$$\sqrt{k-\sqrt{k+x}}-x = 0$$
Solve for $k$ in terms of $x$
I got all the way to $$x^{4}-2kx^{2}-x+k^{2}-x^{2}$$ but could not factor afterwards. My teacher mentioned that there was grouping involved
Thanks Guys!
Edit 1 : The exact problem was solve for $x$ given that $$\sqrt{4-\sqrt{4+x}}-x = 0$$ with a hint of substitute 4 with k
On
(Too long for a comment.)
As @Leucippus has shown, the solutions are
$$k \quad=\quad x^2 + x + 1 \qquad\text{or}\qquad x^2 - x$$
Thus, $$k + x \quad=\quad (x+1)^2 \qquad\text{or}\qquad x^2$$ so that $$\sqrt{k+x} \quad=\quad |x+1| \qquad\text{or}\qquad |x|$$ Further, $$k - \sqrt{k+x} \quad=\quad x^2+x+1 - |x+1| \qquad\text{or}\qquad x^2-x-|x|$$ For us to get the perfect squares that we know we'll need, we require, in the first case, that $|x+1| = x+1$ (that is, $x \geq -1$); in the second case, $|x| = -x$ (that is, $x\leq 0$). These cause the above expressions to reduce to $x^2$. From there ... $$\sqrt{k- \sqrt{k+x}}-x = \sqrt{x^2} - x = |x| - x$$ For this to vanish, we must have $x \geq 0$. So, the previous restrictions were not enough; rather, we have $$k = \begin{cases} x^2 + x + 1 &, \text{for}\;x \geq 0 \\ x^2 - x &, \text{for}\; x = 0\end{cases}$$
Incidentally, the solutions tell us that we could have factored the expanded polynomial equation as $$k^2 - 2 k x^2 + x^4 - k - x = 0 \qquad\to\qquad( k - x^2 - x - 1 )( k - x^2 + x ) = 0$$ I'm not seeing an "obvious" grouping that would've led me there. I believe I would've jumped right to the Quadratic Formula and allowed myself to be pleasantly surprised that the square root went away.
On
In this kind of problem, you have to be very careful about the domain of definition. Squaring the equation an find an equivalent polynomial equations is not enough, you need to verify if the solutions found are effective solutions of the original equation.
First two remarks :
In particular: with $x\ge 0$ and $k\ge 0$
The equation squared twice becomes $(x^2-k)^2=x+k$
$\iff k^2-k(2x^2+1)+(x^4-x)=0$
with $\Delta=(2x^2+1)^2-4(x^4-x)=(2x+1)^2$
So $k=\frac 12(2x^2+1\pm(2x+1))=x(x-1)$ or $(x^2+x+1)$
Let's no substitute back in the original problem to eliminate superfluous solutions.

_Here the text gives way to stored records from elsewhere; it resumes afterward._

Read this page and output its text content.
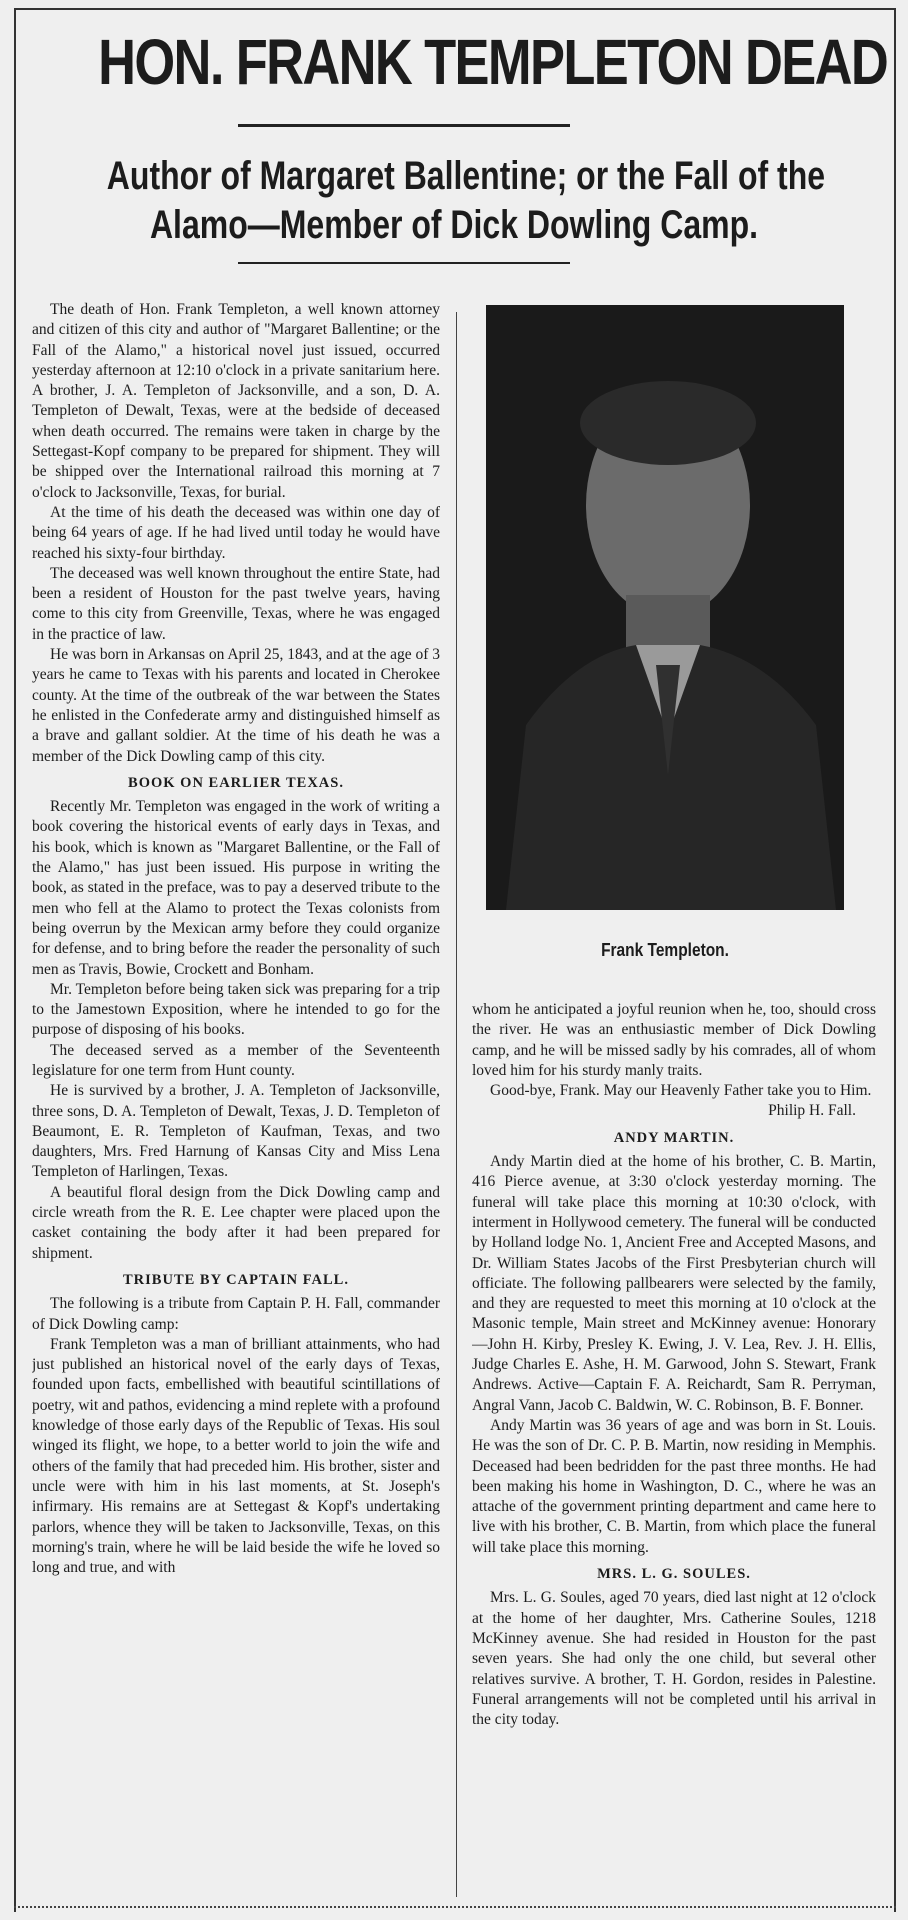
HON. FRANK TEMPLETON DEAD
Author of Margaret Ballentine; or the Fall of the
Alamo—Member of Dick Dowling Camp.

The death of Hon. Frank Templeton, a well known attorney and citizen of this city and author of "Margaret Ballentine; or the Fall of the Alamo," a historical novel just issued, occurred yesterday afternoon at 12:10 o'clock in a private sanitarium here. A brother, J. A. Templeton of Jacksonville, and a son, D. A. Templeton of Dewalt, Texas, were at the bedside of deceased when death occurred. The remains were taken in charge by the Settegast-Kopf company to be prepared for shipment. They will be shipped over the International railroad this morning at 7 o'clock to Jacksonville, Texas, for burial.

At the time of his death the deceased was within one day of being 64 years of age. If he had lived until today he would have reached his sixty-four birthday.

The deceased was well known throughout the entire State, had been a resident of Houston for the past twelve years, having come to this city from Greenville, Texas, where he was engaged in the practice of law.

He was born in Arkansas on April 25, 1843, and at the age of 3 years he came to Texas with his parents and located in Cherokee county. At the time of the outbreak of the war between the States he enlisted in the Confederate army and distinguished himself as a brave and gallant soldier. At the time of his death he was a member of the Dick Dowling camp of this city.

BOOK ON EARLIER TEXAS.

Recently Mr. Templeton was engaged in the work of writing a book covering the historical events of early days in Texas, and his book, which is known as "Margaret Ballentine, or the Fall of the Alamo," has just been issued. His purpose in writing the book, as stated in the preface, was to pay a deserved tribute to the men who fell at the Alamo to protect the Texas colonists from being overrun by the Mexican army before they could organize for defense, and to bring before the reader the personality of such men as Travis, Bowie, Crockett and Bonham.

Mr. Templeton before being taken sick was preparing for a trip to the Jamestown Exposition, where he intended to go for the purpose of disposing of his books.

The deceased served as a member of the Seventeenth legislature for one term from Hunt county.

He is survived by a brother, J. A. Templeton of Jacksonville, three sons, D. A. Templeton of Dewalt, Texas, J. D. Templeton of Beaumont, E. R. Templeton of Kaufman, Texas, and two daughters, Mrs. Fred Harnung of Kansas City and Miss Lena Templeton of Harlingen, Texas.

A beautiful floral design from the Dick Dowling camp and circle wreath from the R. E. Lee chapter were placed upon the casket containing the body after it had been prepared for shipment.

TRIBUTE BY CAPTAIN FALL.

The following is a tribute from Captain P. H. Fall, commander of Dick Dowling camp:

Frank Templeton was a man of brilliant attainments, who had just published an historical novel of the early days of Texas, founded upon facts, embellished with beautiful scintillations of poetry, wit and pathos, evidencing a mind replete with a profound knowledge of those early days of the Republic of Texas. His soul winged its flight, we hope, to a better world to join the wife and others of the family that had preceded him. His brother, sister and uncle were with him in his last moments, at St. Joseph's infirmary. His remains are at Settegast & Kopf's undertaking parlors, whence they will be taken to Jacksonville, Texas, on this morning's train, where he will be laid beside the wife he loved so long and true, and with

Frank Templeton.

whom he anticipated a joyful reunion when he, too, should cross the river. He was an enthusiastic member of Dick Dowling camp, and he will be missed sadly by his comrades, all of whom loved him for his sturdy manly traits.

Good-bye, Frank. May our Heavenly Father take you to Him.

Philip H. Fall.

ANDY MARTIN.

Andy Martin died at the home of his brother, C. B. Martin, 416 Pierce avenue, at 3:30 o'clock yesterday morning. The funeral will take place this morning at 10:30 o'clock, with interment in Hollywood cemetery. The funeral will be conducted by Holland lodge No. 1, Ancient Free and Accepted Masons, and Dr. William States Jacobs of the First Presbyterian church will officiate. The following pallbearers were selected by the family, and they are requested to meet this morning at 10 o'clock at the Masonic temple, Main street and McKinney avenue: Honorary—John H. Kirby, Presley K. Ewing, J. V. Lea, Rev. J. H. Ellis, Judge Charles E. Ashe, H. M. Garwood, John S. Stewart, Frank Andrews. Active—Captain F. A. Reichardt, Sam R. Perryman, Angral Vann, Jacob C. Baldwin, W. C. Robinson, B. F. Bonner.

Andy Martin was 36 years of age and was born in St. Louis. He was the son of Dr. C. P. B. Martin, now residing in Memphis. Deceased had been bedridden for the past three months. He had been making his home in Washington, D. C., where he was an attache of the government printing department and came here to live with his brother, C. B. Martin, from which place the funeral will take place this morning.

MRS. L. G. SOULES.

Mrs. L. G. Soules, aged 70 years, died last night at 12 o'clock at the home of her daughter, Mrs. Catherine Soules, 1218 McKinney avenue. She had resided in Houston for the past seven years. She had only the one child, but several other relatives survive. A brother, T. H. Gordon, resides in Palestine. Funeral arrangements will not be completed until his arrival in the city today.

$\sqrt{k-\sqrt{k+x}}=\sqrt{x^2-x-\sqrt{x^2}}=\sqrt{x^2-x-x}=\sqrt{x^2-2x}$
This can be equal to $x$ if and only if $x=0\qquad$ [$x^2-2x=x^2\iff x=0$]
$\sqrt{k-\sqrt{k+x}}=\sqrt{x^2+x+1-\sqrt{(x+1)^2}}=\sqrt{x^2+x+1-(x+1)}=\sqrt{x^2}=x$
So the equation is always verified
Finally the solutions are $(0,0)$ and $(x\ge 0,k=x^2+x+1)$
On
Let $\sqrt{k+x}=y$, where $y\geq0$.
Thus, $\sqrt{k-y}=x$, where $x\geq0$ and we got the following system. $$k+x=y^2$$ and $$k-y=x^2,$$ which gives $$x+y=y^2-x^2$$ or $$(x+y)(1+x-y)=0.$$ If $x+y=0$, then $x=y=k=0$ otherwise, $y=1+x$ and $k=x^2+x+1$.
Id est, we got the following answer.
If $x<0$ then our equation has no roots;
If $x=0$ then $\{0,1\}$;
If $x>0$ then $\{x^2+x+1\}$.
As discovered $\sqrt{k - \sqrt{k+x}} = x$ leads to the equation $k^2 - (2 \, x^2 + 1) \, k + (x^4 - x) = 0$. Now, \begin{align} k &= \frac{1}{2} \, \left[(2 \, x^2 + 1) \pm \sqrt{ (2 \, x^2 + 1)^2 - 4 \, (x^4 - x) } \right] \\ &= \frac{1}{2} \, [(2 \, x^2 + 1) \pm (2 x + 1)] \\ &= \begin{cases}{ x^2 + x + 1 = \frac{1 - x^3}{1-x} \\ x(x-1) } \end{cases} \end{align}